ISG Software Research Analyst Perspectives

Three Questions to Evaluate AI-Powered IT Software

Written by Jeff Orr | Apr 2, 2026 10:00:00 AM

Enterprise IT leaders are committing seven-figure budgets to "AI-powered" platforms across ITSM, security and cloud management categories. These contracts promise autonomous remediation, intelligent triage and predictive insights. The problem: most CIOs and CISOs can't articulate what the embedded AI actually does or whether it delivers measurable ROI beyond the software provider's deck.

The market is bifurcated. Some software platforms deploy production-grade machine learning (ML) models that genuinely reduce Mean Time to Resolution (MTTR), automate event correlation or detect anomalous spending patterns. Others have retrofitted legacy architectures with thin AI veneers to maintain competitive positioning. Your procurement due diligence must distinguish between the two before the contract is signed.

Three questions separate real AI capability from marketing. The first addresses the fundamental architecture of autonomous decision-making: what decisions does the AI make autonomously, and what still requires a human?

Most platforms marketed as "AI-powered" are ML-assisted rule engines with probabilistic recommendations layered on top of deterministic workflows. This isn't inherently bad, but you need visibility into the exact handoff points.

Ask providers to map the decision boundary: where does the model act independently versus where it surfaces a recommendation for human review?

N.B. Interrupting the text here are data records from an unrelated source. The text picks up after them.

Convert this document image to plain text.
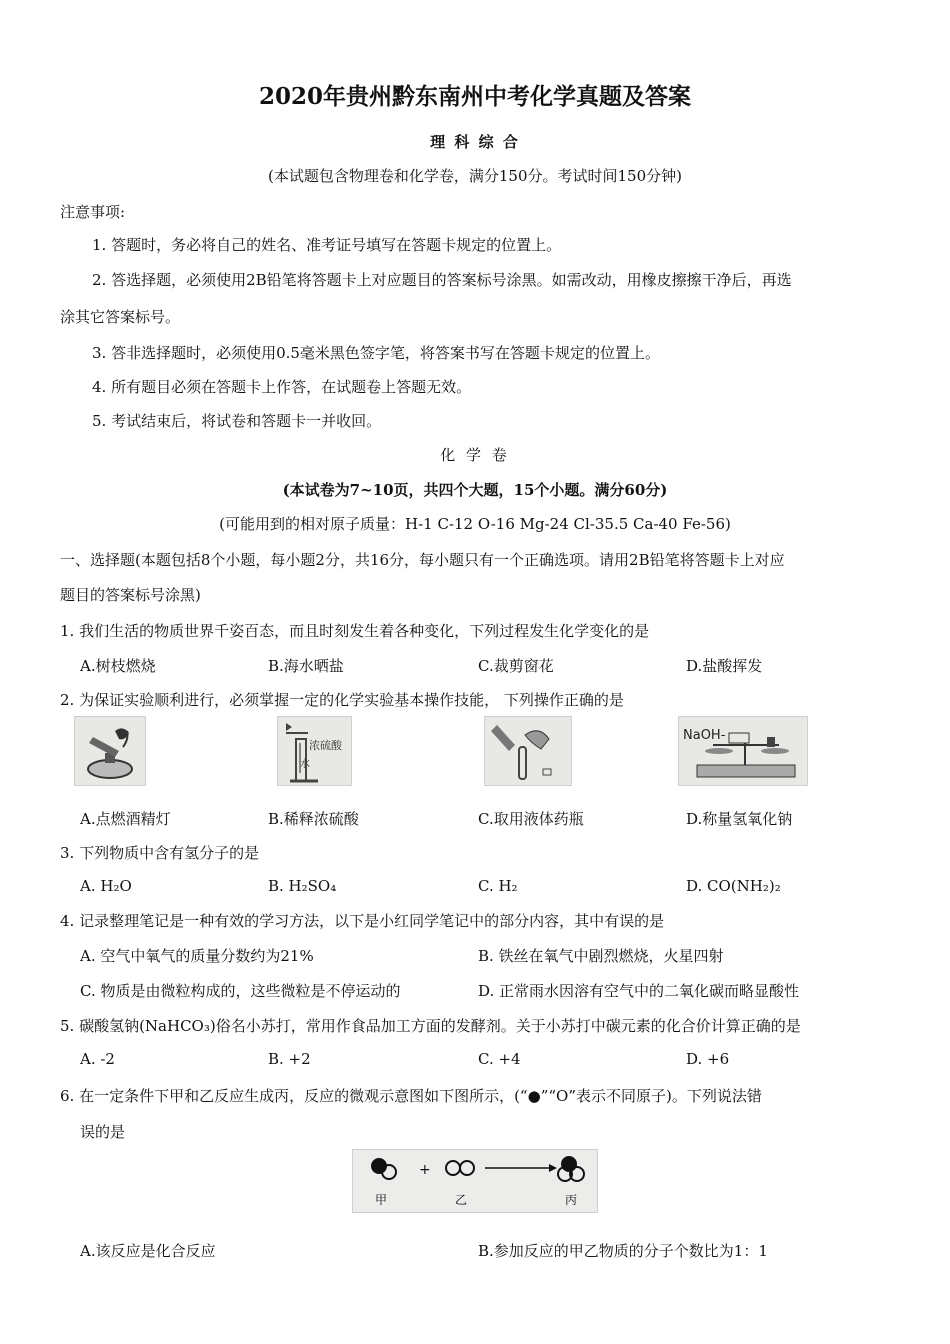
2020年贵州黔东南州中考化学真题及答案
理 科 综 合
(本试题包含物理卷和化学卷，满分150分。考试时间150分钟)
注意事项:
1. 答题时，务必将自己的姓名、准考证号填写在答题卡规定的位置上。
2. 答选择题，必须使用2B铅笔将答题卡上对应题目的答案标号涂黑。如需改动，用橡皮擦擦干净后，再选
涂其它答案标号。
3. 答非选择题时，必须使用0.5毫米黑色签字笔，将答案书写在答题卡规定的位置上。
4. 所有题目必须在答题卡上作答，在试题卷上答题无效。
5. 考试结束后，将试卷和答题卡一并收回。
化 学 卷
(本试卷为7~10页，共四个大题，15个小题。满分60分)
(可能用到的相对原子质量：H-1 C-12 O-16 Mg-24 Cl-35.5 Ca-40 Fe-56)
一、选择题(本题包括8个小题，每小题2分，共16分，每小题只有一个正确选项。请用2B铅笔将答题卡上对应
题目的答案标号涂黑)
1. 我们生活的物质世界千姿百态，而且时刻发生着各种变化，下列过程发生化学变化的是
A.树枝燃烧	B.海水晒盐	C.裁剪窗花	D.盐酸挥发
2. 为保证实验顺利进行，必须掌握一定的化学实验基本操作技能， 下列操作正确的是
浓硫酸
水
NaOH-
A.点燃酒精灯	B.稀释浓硫酸	C.取用液体药瓶	D.称量氢氧化钠
3. 下列物质中含有氢分子的是
A. H₂O	B. H₂SO₄	C. H₂	D. CO(NH₂)₂
4. 记录整理笔记是一种有效的学习方法，以下是小红同学笔记中的部分内容，其中有误的是
A. 空气中氧气的质量分数约为21%	B. 铁丝在氧气中剧烈燃烧，火星四射
C. 物质是由微粒构成的，这些微粒是不停运动的	D. 正常雨水因溶有空气中的二氧化碳而略显酸性
5. 碳酸氢钠(NaHCO₃)俗名小苏打，常用作食品加工方面的发酵剂。关于小苏打中碳元素的化合价计算正确的是
A. -2	B. +2	C. +4	D. +6
6. 在一定条件下甲和乙反应生成丙，反应的微观示意图如下图所示，(“●”“O”表示不同原子)。下列说法错
误的是
+
甲	乙	丙
A.该反应是化合反应	B.参加反应的甲乙物质的分子个数比为1：1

In ITSM platforms, does the system auto-route tickets to resolver groups or does it suggest a routing with a confidence score? In XDR or SIEM tools, does the platform quarantine an endpoint based on behavioral analysis or does it escalate to an SOC analyst first?

If the provider can't diagram this boundary or provide documentation on confidence thresholds and override mechanisms, you're evaluating marketing collateral instead of capability.

The second question examines training data requirements and accountability: what data does the model require to train, and who owns the liability when it's wrong?

AI models inherit biases and gaps embedded in their training data. In ITSM, auto-classification models trained on years of poorly categorized tickets will replicate those patterns at scale. In cybersecurity platforms, false negatives carry direct risk exposure. A missed lateral movement signal or an incorrectly deprioritized alert isn't a process inefficiency; it's a potential breach.

Procurement teams should ask: What does model retraining cost in terms of time, data engineering resources and platform downtime? Who is accountable when the AI misroutes a Priority 1 incident or auto-closes a ticket that needed escalation? Contract terms should specify liability boundaries, model performance SLAs and access to explainability features (which variables influenced a given prediction).

The third question strips away pricing premium to reveal core value: can you show me the ROI calculation with and without the AI component?

Strip the AI premium out of the total license cost. Would you still select this platform based on its core workflow engine, integration catalog, user experience and reporting capabilities? If the answer is no, you're paying a significant margin for a feature set that may never reach the promised efficiency gains.

Providers with genuine AI capabilities can produce time-to-value metrics and reference customers with before-and-after data. Look for specifics: ticket volume handled per analyst, percentage of incidents resolved without human intervention, reduction in alert fatigue and cost avoidance in cloud environments. Anecdotes about "improved efficiency" don't substitute for instrumented measurement.

Certain categories have moved beyond experimentation into measurable production impact. AIOps platforms use unsupervised learning for event correlation and root cause inference, reducing noise and accelerating incident resolution. Cloud FinOps tools deploy anomaly detection models to identify spending outliers and recommend rightsizing actions with quantified savings. Identity and access management platforms (IAM, PAM, and Non-Human Identity solutions) apply risk-scoring models to flag anomalous behavior and enforce adaptive authentication policies. These use cases share common traits: well-defined inputs, measurable outputs and clear accountability when the model's recommendation is incorrect.

ISG Research asserts that by 2028, enterprise buyers will decline AI premiums for platforms without autonomous capabilities, resulting in differentiated providers capturing up to 70% of new contracts while legacy vendors experience 25–30% renewal attrition.

CIOs and CISOs should audit their current AI-powered platform investments using this three-question framework. For platforms already deployed, instrument the AI components to measure actual versus projected performance. For platforms in procurement, require providers to answer these questions in writing with specifics, not generalities.

The objective isn't to avoid AI. Genuine AI capabilities deliver competitive advantage when applied to high-volume, repetitive decision-making with clear success metrics. The objective is to avoid paying premium pricing for decorative AI that adds complexity without measurable return.

Software providers should prepare for this level of scrutiny. Buyers are moving past feature checkboxes into operational accountability. If your platform claims AI capability, be prepared to show the architecture, the training data requirements, the decision boundaries and the customer proof points. Transparency will separate market leaders from fast followers riding the hype cycle.